Two bronze Orpheuses

🐇 🐇 🐇 rabbit rabbit rabbit for the first of April, and that’s no joke. Today’s topic is the depiction of the god Orpheus in two bronze statues, one in the UK, one in the US.

More specifically, it’s about the treatment of Orpheus’s genitals in the two statues, reflecting a (sub)cultural difference between the US (where a strain of fundangelical belief holds that the naked human body, especially the male body, is unclean and dangerous, especially to children and women, who therefore must be elaborately protected from viewing it) and essentially the rest of what might referred to in shorthand as western civilization (where norms of privacy and modesty hold sway, but artistic representations of the naked body have their place, even in public parks and gardens).

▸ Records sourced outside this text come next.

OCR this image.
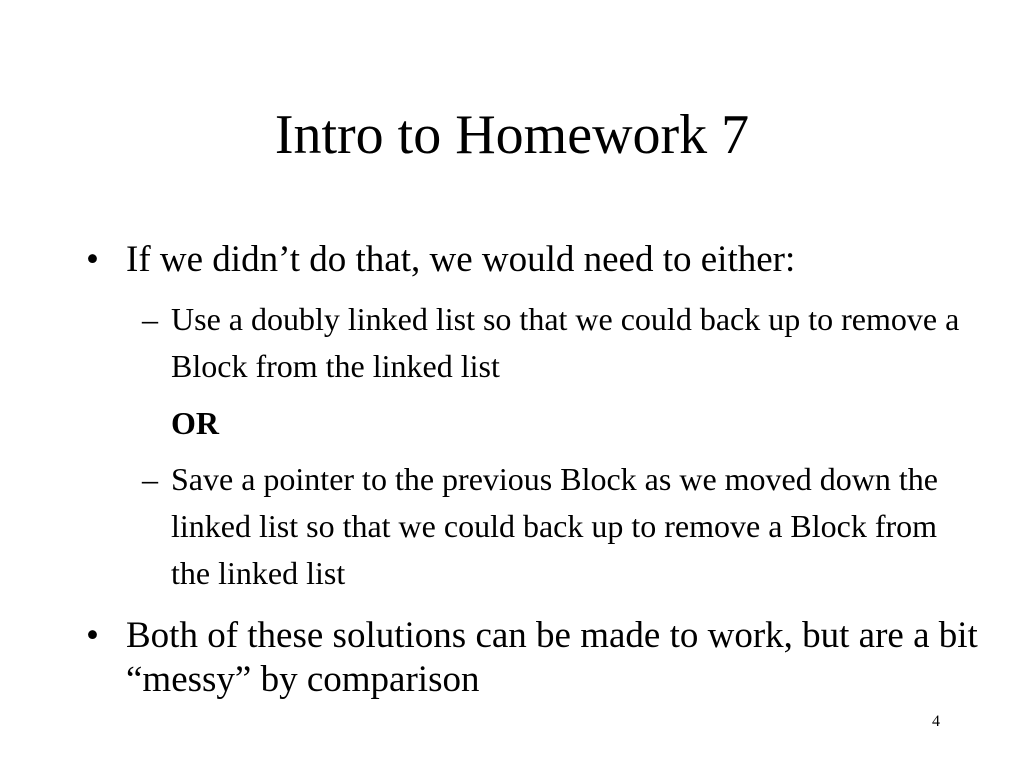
Intro to Homework 7
• If we didn’t do that, we would need to either:
– Use a doubly linked list so that we could back up to remove a Block from the linked list
OR
– Save a pointer to the previous Block as we moved down the linked list so that we could back up to remove a Block from the linked list
• Both of these solutions can be made to work, but are a bit “messy” by comparison
4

This posting was provoked by, first, a complex case in Florida involving a reproduction of Michelangelo’s David shown to a high-school class; and then the ensuing photo of one of the Orpheuses — from the UK — on Facebook. There’s a lot more, but I’m unable to finish this posting today, so I’ll just give you the teaser materials here. More to come

A cartoon provoked by the Florida case. By Australian cartoonist Cathy Wilcox, in the Sydney Morning Herald a few days ago:


(#1) Wilcox, “American Obscenity”

The UK Orpheus.

(#2)

From Wikipedia:

Astrid Zydower MBE (4 August 1930 – 27 May 2005) was a British sculptor.

… In 1984, for the fountain on the central terrace of Harewood House in Yorkshire Zydower created a nine foot high bronze of Orpheus carrying a leopard.

The US Orpheus.

(#3)

From Allen Browne’s Landmarks site about this Orpheus on 11/3/12:

This 24-foot-tall statue of Orpheus stands near the entrance to Fort McHenry National Monument and Historic Shrine  as a monument to Francis Scott Key.

… In 1914 Congress appropriated funds for a monument at Fort McHenry to mark the centennial of the writing of “The Star-Spangled Banner” and the defense of Baltimore. Orpheus with the Awkward Foot, the creation of sculptor Charles H. Niehaus, was selected from thirty four designs submitted in a national competition.

Orpheus is depicted playing a lyre, and stands twenty-four feet from head to toe. The marble base bears a medallion honoring Francis Scott Key, flanked by a procession of allegorical figures. The pedestal contains a time capsule filled with documents of patriotic and historical interest. In 1962 the statue was moved here from its original site near the fort’s principal entrance.

… While the leaves of Ficus carica are traditionally used to add modesty to nude statues, I’m unaware of another statue in which the leafy codpiece plays so prominent a part.